Similar to The Martian.
The Moon is Hell!, a 1951 novel by John W. Campbell, Jr.. Does any of these covers look familiar? The story has its own Wikipedia page. Here is a review from the The Magazine of Fantasy and Science Fiction, August 1951 (available at the Internet Archive):
John W. Campbell Jr.'s THE MOON IS HELL! (Fantasy Press) is an extraordinary short novel: the diary of a stranded lunar expedition which creates its own living conditions out of that barren satellite—a narrative with much of the fascination of a SWISS FAMILY ROBINSON or a ROBINSON CRUSOE, and with Defoe's own dry convincing factuality.
Except for a prologue and an epilogue, the story is told in the form of a diary.
The second expedition to the moon lands in the middle of the far side, out of communication with Earth:
Dr. James Harwood Garner was the leader of this party of carefully chosen men, and in the name of the United States of America, he claimed the so-called dark half of the moon. Half a world! Millions, tens of millions of square miles of utterly barren surface, surface never seen by Terrestrian eyes, save when, five years before, Capt. Roger Wilson had circumnavigated the moon twice, landing for two brief days on the Earthward side, and claimed that.
Disaster strikes:
Outside, the relief ship lies, a crushed, red-hot mass of broken, glowing metal. It arrived this afternoon, twenty-one hours late.

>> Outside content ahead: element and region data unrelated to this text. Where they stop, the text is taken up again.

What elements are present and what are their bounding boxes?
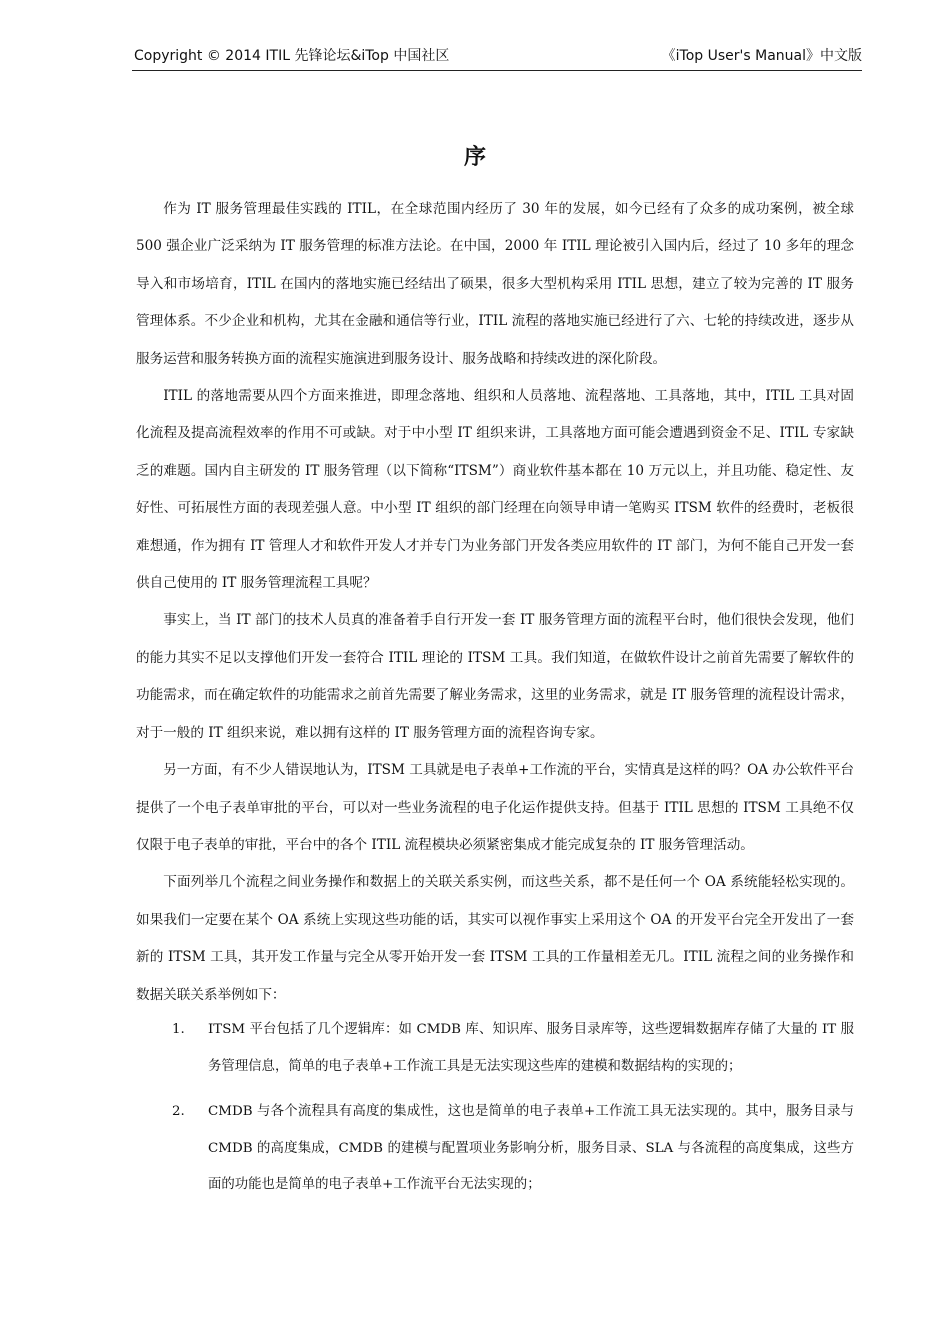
header-rule	[132, 70, 862, 71]
list-item-number: 1.	[172, 1022, 185, 1037]
paragraph: 下面列举几个流程之间业务操作和数据上的关联关系实例，而这些关系，都不是任何一个 OA 系统能轻松实现的。如果我们一定要在某个 OA 系统上实现这些功能的话，其实可以视作事实上采用这个 OA 的开发平台完全开发出了一套新的 ITSM 工具，其开发工作量与完全从零开始开发一套 ITSM 工具的工作量相差无几。ITIL 流程之间的业务操作和数据关联关系举例如下：	[136, 874, 854, 1003]
paragraph: 事实上，当 IT 部门的技术人员真的准备着手自行开发一套 IT 服务管理方面的流程平台时，他们很快会发现，他们的能力其实不足以支撑他们开发一套符合 ITIL 理论的 ITSM 工具。我们知道，在做软件设计之前首先需要了解软件的功能需求，而在确定软件的功能需求之前首先需要了解业务需求，这里的业务需求，就是 IT 服务管理的流程设计需求，对于一般的 IT 组织来说，难以拥有这样的 IT 服务管理方面的流程咨询专家。	[136, 612, 854, 741]
section-title: 序	[463, 144, 486, 170]
header-copyright: Copyright © 2014 ITIL 先锋论坛&iTop 中国社区	[134, 48, 450, 64]
paragraph: 作为 IT 服务管理最佳实践的 ITIL，在全球范围内经历了 30 年的发展，如今已经有了众多的成功案例，被全球 500 强企业广泛采纳为 IT 服务管理的标准方法论。在中国，2000 年 ITIL 理论被引入国内后，经过了 10 多年的理念导入和市场培育，ITIL 在国内的落地实施已经结出了硕果，很多大型机构采用 ITIL 思想，建立了较为完善的 IT 服务管理体系。不少企业和机构，尤其在金融和通信等行业，ITIL 流程的落地实施已经进行了六、七轮的持续改进，逐步从服务运营和服务转换方面的流程实施演进到服务设计、服务战略和持续改进的深化阶段。	[136, 201, 854, 367]
list-item-number: 2.	[172, 1104, 185, 1119]
example-list	[136, 1012, 854, 1204]
list-item-text: CMDB 与各个流程具有高度的集成性，这也是简单的电子表单+工作流工具无法实现的。其中，服务目录与 CMDB 的高度集成，CMDB 的建模与配置项业务影响分析，服务目录、SLA 与各流程的高度集成，这些方面的功能也是简单的电子表单+工作流平台无法实现的；	[208, 1104, 854, 1192]
list-item	[136, 1094, 854, 1204]
paragraph: ITIL 的落地需要从四个方面来推进，即理念落地、组织和人员落地、流程落地、工具落地，其中，ITIL 工具对固化流程及提高流程效率的作用不可或缺。对于中小型 IT 组织来讲，工具落地方面可能会遭遇到资金不足、ITIL 专家缺乏的难题。国内自主研发的 IT 服务管理（以下简称“ITSM”）商业软件基本都在 10 万元以上，并且功能、稳定性、友好性、可拓展性方面的表现差强人意。中小型 IT 组织的部门经理在向领导申请一笔购买 ITSM 软件的经费时，老板很难想通，作为拥有 IT 管理人才和软件开发人才并专门为业务部门开发各类应用软件的 IT 部门，为何不能自己开发一套供自己使用的 IT 服务管理流程工具呢？	[136, 388, 854, 592]
header-manual-title: 《iTop User's Manual》中文版	[661, 48, 862, 64]
body-text	[136, 191, 854, 1014]
list-item	[136, 1012, 854, 1085]
page-header	[134, 45, 862, 65]
list-item-text: ITSM 平台包括了几个逻辑库：如 CMDB 库、知识库、服务目录库等，这些逻辑数据库存储了大量的 IT 服务管理信息，简单的电子表单+工作流工具是无法实现这些库的建模和数据结构的实现的；	[208, 1022, 854, 1074]
paragraph: 另一方面，有不少人错误地认为，ITSM 工具就是电子表单+工作流的平台，实情真是这样的吗？OA 办公软件平台提供了一个电子表单审批的平台，可以对一些业务流程的电子化运作提供支持。但基于 ITIL 思想的 ITSM 工具绝不仅仅限于电子表单的审批，平台中的各个 ITIL 流程模块必须紧密集成才能完成复杂的 IT 服务管理活动。	[136, 762, 854, 853]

The meaning of this to us, is terrible. It will be at least one full month before Earth even knows that the relief expedition has failed. It will take at least another for action to be started. And not less than five months will be necessary to build a new relief ship. This means that not less than seven months must pass before we can hope for relief—and we have oxygen for two months more! Food we can cut down on, but oxygen we cannot reduce.
Campbell's heroes figure out how to live off the land:
Again today the food supply was generously helped out by a portion of the sticky, tarry liquid Moore is producing. We are all helping Moore set up the complicated apparatus he needs—and also mining our food supplies! Food and air from the rocks! Man has conquered this frozen hell, and is living off the most inhospitable territory ever touched. I believe that with men like these we could have wrested a living from cold, frozen Pluto itself!
Finally they are rescued:
The Garner expedition is ended. The frozen hell of the Moon was left behind. But an enormous thing had been accomplished. Thirteen men, by the might of their brains, and the work of their hands, had wrested from Luna a living, and more, comfort. Had they but known of RB-X solution, they need never had feared. They had established an outpost! The Castle! What memories of the great and the famous that stirs in our minds today? Duncan—Rice—Johansen—Murgatroyd—
Possibly the 1951 Arthur C. Clarke short story If I Forget Thee, Oh Earth?
This involves the last humans living in a self-sustaining moon colony after a nuclear war leaves Earth uninhabitable.
If you are seeking something longer, perhaps the 1969 novel by D S Halacy "Return From Luna"
An eighteen-year-old boy looks forward to spending time on the moon as research assistant to his physics professor. But soon after they arrive nuclear war is reported on earth cutting off supplies of oxygen, water, and food and the base must struggle for survival.